Вот уже тридцать лет Элис Манро называют лучшим в мире автором коротких рассказов, но к российскому читателю ее книги приходят только теперь, после того, как писательница получила Нобелевскую премию по литературе. Критика постоянно сравнивает Манро с Чеховым, и это сравнение не лишено оснований: подобно русскому писателю, она умеет рассказать историю так, что читатели, даже принадлежащие к совсем другой культуре, узнают в героях самих себя. В своем новейшем сборнике «Дороже самой жизни» Манро опять вдыхает в героев настоящую жизнь со всеми ее изъянами и нюансами.


Сентябрьские розы

Впервые на русском языке его поздний роман «Сентябрьские розы», который ни в чем не уступает полюбившимся русскому читателю книгам Моруа «Письма к незнакомке» и «Превратности судьбы». Автор вновь исследует тончайшие проявления человеческих страстей. Герой романа – знаменитый писатель Гийом Фонтен, чьими книгами зачитывается Франция. В его жизни, прекрасно отлаженной заботливой женой, все идет своим чередом. Ему недостает лишь чуда – чуда любви, благодаря которой осень жизни вновь становится весной.


Хладнокровное убийство

Трумен Капоте, автор таких бестселлеров, как «Завтрак у Тиффани» (повесть, прославленная в 1961 году экранизацией с Одри Хепберн в главной роли), «Голоса травы», «Другие голоса, другие комнаты», «Призраки в солнечном свете» и прочих, входит в число крупнейших американских прозаиков XX века.
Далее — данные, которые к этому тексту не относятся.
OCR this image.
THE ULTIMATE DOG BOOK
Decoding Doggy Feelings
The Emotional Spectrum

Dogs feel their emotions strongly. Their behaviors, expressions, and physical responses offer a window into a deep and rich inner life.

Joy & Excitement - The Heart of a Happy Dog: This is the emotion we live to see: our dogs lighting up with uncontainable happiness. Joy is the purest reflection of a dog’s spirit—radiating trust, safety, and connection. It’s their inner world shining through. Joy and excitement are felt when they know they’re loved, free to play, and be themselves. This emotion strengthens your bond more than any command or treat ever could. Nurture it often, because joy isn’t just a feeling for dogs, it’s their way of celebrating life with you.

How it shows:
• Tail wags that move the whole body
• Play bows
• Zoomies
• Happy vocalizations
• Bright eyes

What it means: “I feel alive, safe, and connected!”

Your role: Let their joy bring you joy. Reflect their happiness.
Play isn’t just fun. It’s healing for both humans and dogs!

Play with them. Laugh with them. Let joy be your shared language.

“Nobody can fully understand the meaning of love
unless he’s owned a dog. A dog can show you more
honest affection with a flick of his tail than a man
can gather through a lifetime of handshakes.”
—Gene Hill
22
Самым значительным произведением Капоте многие считают роман «Хладнокровное убийство», основанный на истории реального преступления и раскрывающий природу насилия как сложного социального и психологического феномена.


Школа для дураков

Роман «Школа для дураков» – одно из самых значительных явлений русской литературы конца ХХ века. По определению самого автора, это книга «об утонченном и странном мальчике, страдающем раздвоением личности… который не может примириться с окружающей действительностью» и который, приобщаясь к миру взрослых, открывает присутствие в мире любви и смерти. По-прежнему остаются актуальными слова первого издателя романа Карла Проффера: «Ничего подобного нет ни в современной русской литературе, ни в русской литературе вообще».